またテストステロンもDHEAも運動をすると増えると同じく秋下先生がインタビューで述べています。

平均年齢66.8歳、メタボリック症候群予備軍の男性12人に定期的な運動をしてもらい、体の変化をみるという研究を行いました。月に2回ジムでバランス運動、筋力トレーニング、有酸素運動の指導をした後、週5回、自宅での運動を3カ月続けた後の変化をみるというものでした。ここでは、ウエストサイズは変わりませんでしたが、平均で体重は1kg、内臓脂肪面積は22%減少するという結果が出ています。肝心のホルモンも、血中の遊離型テストステロン8.2pg/mlから9.1pg/ ml、DHEAの値も30%上昇したのです。

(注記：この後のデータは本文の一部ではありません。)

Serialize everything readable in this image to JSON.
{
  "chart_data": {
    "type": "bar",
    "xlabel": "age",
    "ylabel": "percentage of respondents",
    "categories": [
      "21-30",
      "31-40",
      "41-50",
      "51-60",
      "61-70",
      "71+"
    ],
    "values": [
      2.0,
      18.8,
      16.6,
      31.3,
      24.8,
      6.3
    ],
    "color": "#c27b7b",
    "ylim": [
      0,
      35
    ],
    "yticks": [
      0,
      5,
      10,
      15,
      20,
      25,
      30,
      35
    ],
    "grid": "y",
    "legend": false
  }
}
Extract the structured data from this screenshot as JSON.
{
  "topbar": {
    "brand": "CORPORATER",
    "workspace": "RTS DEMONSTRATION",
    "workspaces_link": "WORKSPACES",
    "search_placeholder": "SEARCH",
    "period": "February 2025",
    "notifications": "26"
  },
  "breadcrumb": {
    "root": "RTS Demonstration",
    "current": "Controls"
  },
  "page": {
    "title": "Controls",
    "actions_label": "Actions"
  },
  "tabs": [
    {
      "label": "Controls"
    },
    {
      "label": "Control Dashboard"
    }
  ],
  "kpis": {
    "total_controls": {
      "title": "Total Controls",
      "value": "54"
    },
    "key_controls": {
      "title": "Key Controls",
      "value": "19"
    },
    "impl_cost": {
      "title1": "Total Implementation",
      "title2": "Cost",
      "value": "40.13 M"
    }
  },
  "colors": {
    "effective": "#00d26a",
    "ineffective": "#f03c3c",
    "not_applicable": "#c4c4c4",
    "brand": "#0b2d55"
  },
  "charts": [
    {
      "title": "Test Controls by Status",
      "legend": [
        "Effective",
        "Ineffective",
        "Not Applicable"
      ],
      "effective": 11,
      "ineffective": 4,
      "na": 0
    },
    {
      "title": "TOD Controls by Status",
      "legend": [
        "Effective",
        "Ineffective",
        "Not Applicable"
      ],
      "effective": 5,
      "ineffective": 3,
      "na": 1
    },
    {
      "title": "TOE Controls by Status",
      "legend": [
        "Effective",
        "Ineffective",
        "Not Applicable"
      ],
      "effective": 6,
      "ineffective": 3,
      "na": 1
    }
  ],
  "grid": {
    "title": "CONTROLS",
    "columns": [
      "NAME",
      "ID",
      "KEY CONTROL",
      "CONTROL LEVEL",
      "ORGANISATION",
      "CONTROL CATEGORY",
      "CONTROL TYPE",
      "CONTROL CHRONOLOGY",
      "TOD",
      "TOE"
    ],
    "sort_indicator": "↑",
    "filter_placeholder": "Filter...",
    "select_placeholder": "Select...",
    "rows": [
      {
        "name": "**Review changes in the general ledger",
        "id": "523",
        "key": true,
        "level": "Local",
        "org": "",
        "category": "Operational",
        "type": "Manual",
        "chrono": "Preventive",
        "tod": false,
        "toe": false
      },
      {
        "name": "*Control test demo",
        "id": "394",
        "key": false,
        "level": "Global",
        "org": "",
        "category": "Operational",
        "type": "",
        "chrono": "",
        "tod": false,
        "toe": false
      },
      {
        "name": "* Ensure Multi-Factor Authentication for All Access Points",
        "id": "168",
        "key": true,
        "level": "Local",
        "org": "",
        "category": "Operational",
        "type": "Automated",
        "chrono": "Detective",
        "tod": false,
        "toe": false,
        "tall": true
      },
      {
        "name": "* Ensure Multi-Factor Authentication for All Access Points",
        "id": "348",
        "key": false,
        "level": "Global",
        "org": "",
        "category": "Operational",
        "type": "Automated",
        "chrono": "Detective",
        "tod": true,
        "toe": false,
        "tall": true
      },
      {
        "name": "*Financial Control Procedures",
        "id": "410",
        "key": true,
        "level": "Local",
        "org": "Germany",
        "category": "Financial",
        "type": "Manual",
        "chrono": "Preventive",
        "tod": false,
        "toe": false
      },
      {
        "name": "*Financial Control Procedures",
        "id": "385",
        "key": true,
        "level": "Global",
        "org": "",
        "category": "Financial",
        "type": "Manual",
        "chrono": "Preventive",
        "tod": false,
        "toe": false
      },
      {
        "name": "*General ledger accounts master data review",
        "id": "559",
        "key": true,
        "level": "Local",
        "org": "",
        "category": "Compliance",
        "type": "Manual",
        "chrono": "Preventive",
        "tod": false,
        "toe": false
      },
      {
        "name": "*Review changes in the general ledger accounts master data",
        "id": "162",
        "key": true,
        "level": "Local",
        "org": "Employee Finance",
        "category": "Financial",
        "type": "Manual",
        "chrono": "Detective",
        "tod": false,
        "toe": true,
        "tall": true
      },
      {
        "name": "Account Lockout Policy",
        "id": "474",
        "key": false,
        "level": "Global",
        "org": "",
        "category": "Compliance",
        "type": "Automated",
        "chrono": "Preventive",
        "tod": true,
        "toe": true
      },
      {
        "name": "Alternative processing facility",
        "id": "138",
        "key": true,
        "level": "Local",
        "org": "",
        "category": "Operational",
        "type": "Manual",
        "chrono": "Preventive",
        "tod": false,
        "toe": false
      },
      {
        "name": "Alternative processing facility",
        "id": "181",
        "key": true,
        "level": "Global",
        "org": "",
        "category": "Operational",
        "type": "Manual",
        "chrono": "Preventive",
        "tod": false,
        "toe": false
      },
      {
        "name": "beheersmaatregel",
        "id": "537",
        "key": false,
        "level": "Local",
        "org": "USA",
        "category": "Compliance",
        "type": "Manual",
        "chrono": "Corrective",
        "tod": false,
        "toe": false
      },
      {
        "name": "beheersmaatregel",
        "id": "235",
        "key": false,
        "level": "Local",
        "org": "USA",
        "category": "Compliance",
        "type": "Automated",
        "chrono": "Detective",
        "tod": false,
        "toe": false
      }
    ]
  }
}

さらに秋下先生はインタビューでテストステロンは認知症にも効果があるとしています。

私は延べ900人の高齢者を対象にアンドロゲンと認知機能や生活動作などの関係を調べたことがあります。一部の男性にはテストステロン、女性にはDHEAの飲み薬を服用してもらって6カ月間、その効果を調べました。日本では飲み薬は手に入らないため、海外から調査のために輸入した薬剤を使用しました。この調査では、単語記憶や少し前のことを思い出せるかどうかの遅延再生といった機能が改善するという結果が得られています。特にテストステロンを投与した男性群への効果は顕著で、現在使用されている「アリセプト」などの認知症の薬と同程度だったことはもっと注目されてしかるべきではないかと考えています

さて、DHEAは内服薬がありますが、テストステロンは基本注射しかありません。現在テストステロンの体内合成を促進するとするサプリがありますが、本当に運動するよりも効果があるのか今後調べたいと思っています。副作用も知ったうえで上手くつきあっていきたいですね。